De voorschriften zijn aangepast met reparatiebesluit 2014, een aparte rapportage over de toepassing van een vetafscheider is niet meer nodig.

Toepassingsgebied

Via categorie 8 (8.2, onder g) van onderdeel B van bijlage 1 van het Besluit omgevingsrecht (Bor) is het maximum gesteld op het slachten van 10.000 kg levend gewicht aan dieren per week.

Voor het uitsnijden is er geen bovengrens. Wel zijn er uitsnijderijen die onder de IPPC-richtlijn vallen; dit is het geval bij een productiecapaciteit van meer dan 75 ton per dag.

Een andere grens is het garen of verwerken van vlees. Voor grootschalige bereiding blijft de vergunningplicht gelden (zie verder industrieel bereiden van voedingsmiddelen). De grens hiervoor is het gebruik van 1 of meer apparaten met een individueel vermogen groter dan 130 kW.

Grootkeukenapparatuur zit over het algemeen ruim onder deze grens van 130 kW. Het bereiden van vlees met dergelijke apparatuur valt onder paragraaf 3.6.1: het bereiden van voedingsmiddelen.

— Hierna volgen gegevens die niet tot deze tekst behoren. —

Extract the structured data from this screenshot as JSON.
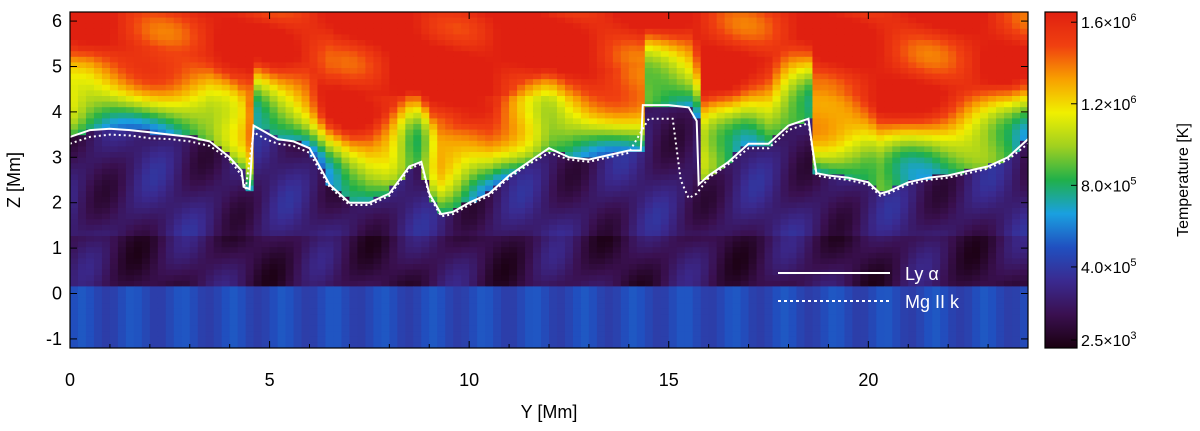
{
  "chart_data": {
    "type": "heatmap",
    "xlabel": "Y [Mm]",
    "ylabel": "Z [Mm]",
    "xlim": [
      0,
      24
    ],
    "ylim": [
      -1.2,
      6.2
    ],
    "x_ticks": [
      0,
      5,
      10,
      15,
      20
    ],
    "y_ticks": [
      -1,
      0,
      1,
      2,
      3,
      4,
      5,
      6
    ],
    "colorbar": {
      "label": "Temperature [K]",
      "ticks": [
        {
          "value": 1600000,
          "mantissa": "1.6×10",
          "exp": "6"
        },
        {
          "value": 1200000,
          "mantissa": "1.2×10",
          "exp": "6"
        },
        {
          "value": 800000,
          "mantissa": "8.0×10",
          "exp": "5"
        },
        {
          "value": 400000,
          "mantissa": "4.0×10",
          "exp": "5"
        },
        {
          "value": 2500,
          "mantissa": "2.5×10",
          "exp": "3"
        }
      ],
      "range": [
        2500,
        1650000
      ],
      "colors": [
        "#1a0010",
        "#3a1050",
        "#3a2a90",
        "#2050c0",
        "#1aa0e0",
        "#20b04a",
        "#a0d020",
        "#f0f000",
        "#f8a000",
        "#f04010",
        "#e02010"
      ]
    },
    "series": [
      {
        "name": "Ly α",
        "style": "solid",
        "x": [
          0,
          0.5,
          1,
          1.5,
          2,
          2.5,
          3,
          3.5,
          4,
          4.3,
          4.35,
          4.5,
          4.6,
          4.9,
          5.2,
          5.6,
          6,
          6.5,
          7,
          7.5,
          8,
          8.5,
          8.8,
          9,
          9.3,
          9.6,
          10,
          10.5,
          11,
          11.5,
          12,
          12.5,
          13,
          13.5,
          14,
          14.3,
          14.35,
          14.5,
          15,
          15.5,
          15.7,
          15.75,
          16,
          16.5,
          17,
          17.5,
          18,
          18.5,
          18.6,
          18.7,
          19,
          19.5,
          20,
          20.3,
          20.5,
          21,
          21.5,
          22,
          22.5,
          23,
          23.5,
          24
        ],
        "y": [
          3.45,
          3.6,
          3.63,
          3.6,
          3.55,
          3.5,
          3.45,
          3.35,
          3.0,
          2.7,
          2.35,
          2.3,
          3.7,
          3.55,
          3.4,
          3.35,
          3.2,
          2.4,
          2.0,
          2.0,
          2.2,
          2.8,
          2.9,
          2.2,
          1.75,
          1.8,
          2.0,
          2.2,
          2.6,
          2.9,
          3.2,
          3.0,
          2.95,
          3.05,
          3.15,
          3.15,
          4.15,
          4.15,
          4.15,
          4.1,
          3.8,
          2.4,
          2.6,
          2.9,
          3.3,
          3.3,
          3.7,
          3.85,
          3.2,
          2.65,
          2.6,
          2.55,
          2.45,
          2.2,
          2.25,
          2.45,
          2.55,
          2.6,
          2.7,
          2.8,
          3.0,
          3.4
        ]
      },
      {
        "name": "Mg II k",
        "style": "dotted",
        "x": [
          0,
          0.5,
          1,
          1.5,
          2,
          2.5,
          3,
          3.5,
          4,
          4.3,
          4.4,
          4.6,
          4.9,
          5.2,
          5.6,
          6,
          6.5,
          7,
          7.5,
          8,
          8.5,
          8.8,
          9,
          9.3,
          9.6,
          10,
          10.5,
          11,
          11.5,
          12,
          12.5,
          13,
          13.5,
          14,
          14.5,
          14.9,
          15.1,
          15.3,
          15.5,
          15.7,
          16,
          16.5,
          17,
          17.5,
          18,
          18.5,
          18.7,
          19,
          19.5,
          20,
          20.3,
          20.5,
          21,
          21.5,
          22,
          22.5,
          23,
          23.5,
          24
        ],
        "y": [
          3.3,
          3.45,
          3.5,
          3.48,
          3.42,
          3.4,
          3.35,
          3.25,
          2.95,
          2.6,
          2.3,
          3.55,
          3.4,
          3.3,
          3.25,
          3.1,
          2.35,
          1.95,
          1.95,
          2.15,
          2.75,
          2.85,
          2.15,
          1.7,
          1.75,
          1.95,
          2.15,
          2.55,
          2.85,
          3.1,
          2.95,
          2.9,
          3.0,
          3.1,
          3.85,
          3.85,
          3.85,
          2.5,
          2.1,
          2.2,
          2.55,
          2.85,
          3.2,
          3.2,
          3.6,
          3.75,
          2.6,
          2.55,
          2.5,
          2.4,
          2.15,
          2.2,
          2.4,
          2.5,
          2.55,
          2.65,
          2.75,
          2.95,
          3.3
        ]
      }
    ],
    "legend_position": "bottom-right"
  }
}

Beste beschikbare techniek

Beste beschikbare techniek (BBT) voor de verwijdering van het afvalwater dat ontstaat bij het slachten van dieren, is lozen in het vuilwaterriool, nadat het afvalwater door een adequate vetafscheider is geleid.

Eerst zeven

Vanwege de grote hoeveelheid vaste bestanddelen in het afvalwater is het voor de goede werking van de afscheider nodig om het water eerst te zeven. In bepaalde gevallen is deze zeef verplicht volgens de hygiëneregelgeving.

Te warm afvalwater

Soms is dit water te warm als het in de vetscheider te recht komt. In die gevallen is een grotere vetscheider nodig. Als dit niet kan, zal het afvalwater eerst moeten worden gekoeld, voordat het in de vetscheider mag komen.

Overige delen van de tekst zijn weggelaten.